Palestine, Israel and the Arab-Israeli Conflict
A Primer

             
   
 

The Palestine Liberation Organization (PLO)

 
             
 

The Arab League established the PLO in 1964 as an effort to control Palestinian nationalism while appearing to champion the cause. The Arab defeat in the 1967 war enabled younger, more militant Palestinians to take over the PLO and gain some independence from the Arab regimes.

The PLO includes different political and armed groups with varying ideological orientations.

  PLO leader Yasser Arafat addressing Palestinian children
PLO leader Yasser Arafat addressing Palestinian children.
 
             
 

Yasser Arafat is the leader of Fatah, the largest group, and has been PLO chairman since 1968. The other major groups are the Popular Front for the Liberation of Palestine (PFLP), the Democratic Front for the Liberation of Palestine (DFLP) and, in the occupied territories, the Palestine Peoples Party (PPP, formerly the Communist Party). Despite factional differences, the majority of Palestinians regard the PLO as their representative.

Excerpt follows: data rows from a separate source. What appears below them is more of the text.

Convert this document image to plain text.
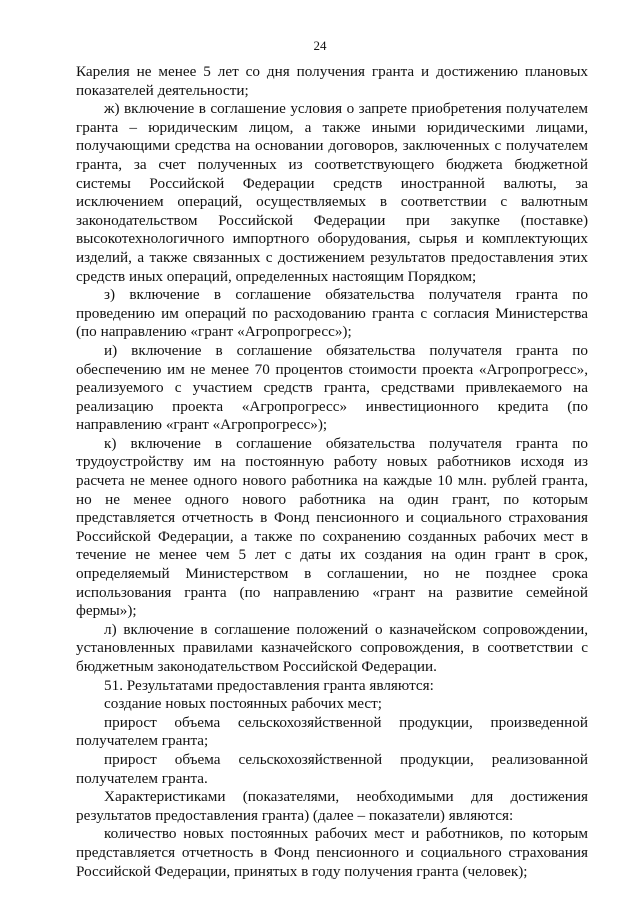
24

Карелия не менее 5 лет со дня получения гранта и достижению плановых показателей деятельности;

ж) включение в соглашение условия о запрете приобретения получателем гранта – юридическим лицом, а также иными юридическими лицами, получающими средства на основании договоров, заключенных с получателем гранта, за счет полученных из соответствующего бюджета бюджетной системы Российской Федерации средств иностранной валюты, за исключением операций, осуществляемых в соответствии с валютным законодательством Российской Федерации при закупке (поставке) высокотехнологичного импортного оборудования, сырья и комплектующих изделий, а также связанных с достижением результатов предоставления этих средств иных операций, определенных настоящим Порядком;

з) включение в соглашение обязательства получателя гранта по проведению им операций по расходованию гранта с согласия Министерства (по направлению «грант «Агропрогресс»);

и) включение в соглашение обязательства получателя гранта по обеспечению им не менее 70 процентов стоимости проекта «Агропрогресс», реализуемого с участием средств гранта, средствами привлекаемого на реализацию проекта «Агропрогресс» инвестиционного кредита (по направлению «грант «Агропрогресс»);

к) включение в соглашение обязательства получателя гранта по трудоустройству им на постоянную работу новых работников исходя из расчета не менее одного нового работника на каждые 10 млн. рублей гранта, но не менее одного нового работника на один грант, по которым представляется отчетность в Фонд пенсионного и социального страхования Российской Федерации, а также по сохранению созданных рабочих мест в течение не менее чем 5 лет с даты их создания на один грант в срок, определяемый Министерством в соглашении, но не позднее срока использования гранта (по направлению «грант на развитие семейной фермы»);

л) включение в соглашение положений о казначейском сопровождении, установленных правилами казначейского сопровождения, в соответствии с бюджетным законодательством Российской Федерации.

51. Результатами предоставления гранта являются:

создание новых постоянных рабочих мест;

прирост объема сельскохозяйственной продукции, произведенной получателем гранта;

прирост объема сельскохозяйственной продукции, реализованной получателем гранта.

Характеристиками (показателями, необходимыми для достижения результатов предоставления гранта) (далее – показатели) являются:

количество новых постоянных рабочих мест и работников, по которым представляется отчетность в Фонд пенсионного и социального страхования Российской Федерации, принятых в году получения гранта (человек);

In the 1960s, the PLO's primary base of operations was Jordan. In 1970-71, fighting with the Jordanian army drove the PLO leadership out of the country, forcing it to relocate to Lebanon. When the Lebanese civil war started in 1975, the PLO became a party in the conflict. After the Israeli invasion of Lebanon in 1982, the PLO leadership was expelled from the country, relocating once more to Tunisia.

Until 1993, Israel did not acknowledge Palestinian national rights or recognize the Palestinians as an independent party to the conflict. Israel refused to negotiate with the PLO, arguing that it was nothing but a terrorist organization, and insisted on dealing only with Jordan or other Arab states. It rejected the establishment of a Palestinian state, insisting that Palestinians should be incorporated into the existing Arab states. This intransigence ended when Israeli representatives entered into secret negotiations with the PLO, which led to the Oslo Declaration of Principles.